1   Strawberries are unique among fruit for having seeds on their exteriors, which is why botanists don’t consider them true berries.

2   Strawberries dipped in chocolate are not the best pairing, especially with some of the more fruit-forward artisanal chocolates, because you get this competing berry/acidity thing that’s not very complementary.

3   Native Americans in New England cultivated strawberries, which they called wuitahimneash, before the arrival of the first colonists.

4   Unless you like a bowl of sad mush, don’t rinse strawberries until right before using (best not to rinse them at all).

5   Conventionally farmed strawberries consistently land on the Environmental Working Group’s annual “Dirty Dozen” list of produce with the most pesticide residue.

6   In North America, June’s first full moon is referred to as the “Strawberry Moon,” a term from native Algonquin tribes anticipating ripening berries in the Great Lakes region.

7   If you want to get persnickety about it, strawberries are “aggregate accessory fruits” because each individual strawberry seed is an ovary and is technically a separate fruit.

8   Sometime Sonoma County resident Shuggie Otis penned the psychedelic-funk-folk confection “Strawberry Letter 23.” The Quincy Jones-produced Brothers Johnson’s cover of Shuggie’s only hit went to #5 on the Billboard R&B chart in 1977.

9   Strawberries are easy to grow, guaranteeing pristine, pesticide-free fruit straight from the plant.

10 Try topping a dish of macerated strawberries with a few grinds of black pepper. It’s surprisingly good.

11 The popular character Strawberry Shortcake was created by illustrator Muriel Fahrion in 1977 and initially appeared on American Greetings cards before being introduced in toy format, where she smelled nothing like real strawberries but nevertheless captured the hearts of millions of little girls.

12 Like most berries, strawberries do not ripen off the vine.

13 Strawberries must be hand-picked. In peak season, it’s done roughly once every three days.

14 In Europe, low-yield, flavor-packed Alpine strawberries beloved by French people and Martha Stewart are called fraises de bois. Some local farmers sell them. Ask nicely.

15  Strawberry plants produce “runners,” long tendrils of stems—adorably called “daughters” in strawberry parlance—that eventually put down roots and grow into mature plants. That’s why gardening authority Barbara Damrosch advises “some form of birth control.” To keep your strawberry patch from declining into fruitless ground cover, remove those runners.

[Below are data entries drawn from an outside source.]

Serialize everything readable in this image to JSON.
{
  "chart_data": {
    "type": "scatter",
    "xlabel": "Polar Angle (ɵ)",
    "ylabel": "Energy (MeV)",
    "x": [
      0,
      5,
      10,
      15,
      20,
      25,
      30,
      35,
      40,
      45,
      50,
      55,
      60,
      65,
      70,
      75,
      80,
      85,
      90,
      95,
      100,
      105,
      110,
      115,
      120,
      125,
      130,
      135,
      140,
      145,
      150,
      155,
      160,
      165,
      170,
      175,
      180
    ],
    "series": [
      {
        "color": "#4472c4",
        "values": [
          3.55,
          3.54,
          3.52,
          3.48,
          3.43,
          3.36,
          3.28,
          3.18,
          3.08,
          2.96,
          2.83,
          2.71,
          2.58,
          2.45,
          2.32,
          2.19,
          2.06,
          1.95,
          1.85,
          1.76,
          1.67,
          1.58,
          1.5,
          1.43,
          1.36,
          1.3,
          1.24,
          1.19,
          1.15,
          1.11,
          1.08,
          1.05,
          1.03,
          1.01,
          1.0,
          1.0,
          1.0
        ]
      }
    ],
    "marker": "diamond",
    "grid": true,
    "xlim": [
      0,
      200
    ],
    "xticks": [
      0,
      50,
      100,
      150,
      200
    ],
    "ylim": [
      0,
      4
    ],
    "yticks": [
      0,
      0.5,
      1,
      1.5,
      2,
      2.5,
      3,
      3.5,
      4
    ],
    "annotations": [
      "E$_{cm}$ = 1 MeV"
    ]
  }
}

16 In the freaky-deaky central panel of his massive “The Garden of Earthly Delights” triptych, Hieronymus Bosch repeatedly used strawberries as a symbol of sexual and sensual indulgence and innocence lost.

17 If you’re making strawberry jam, don’t trim off any white tips from your strawberries—they contain a higher concentration of pectin, which will help your jam set.

18 Strawberries grown for mass commercial distribution are bred for color, size, and keeping quality, which is why they are often crunchy, flavorless, and hollow.

19 To really concentrate the flavors of strawberries, toss them with some sugar, scatter them on a sheet pan, and roast them in a 400 degree F oven until they shrink down and give up some juice. These are really great with yogurt or panna cotta.

20 Roughly 500 years after Bosch, director Roman Polanski used strawberries as a seduction metaphor for the scene in his film Tess in which the scoundrel who eventually rapes (or seduces—it’s deliberately left hazy) poor Tess first tempts her with a very camera-ready fraise de bois.

21 Try topping a dish of macerated strawberries with good balsamic vinegar. Go crazy and try both black pepper and balsamic, perhaps incorporating a modest scoop of premium vanilla ice cream as a base.

22  Don’t let Bosch or Polanski deter you from eating strawberries or having sex. Strawberries are packed with anthocyanins, phenolic acids, ellagitannins and terpenoids, and thus help control inflammation. As for emotionally healthy and physically robust sex, science says that’s good for you, too, if you can get it.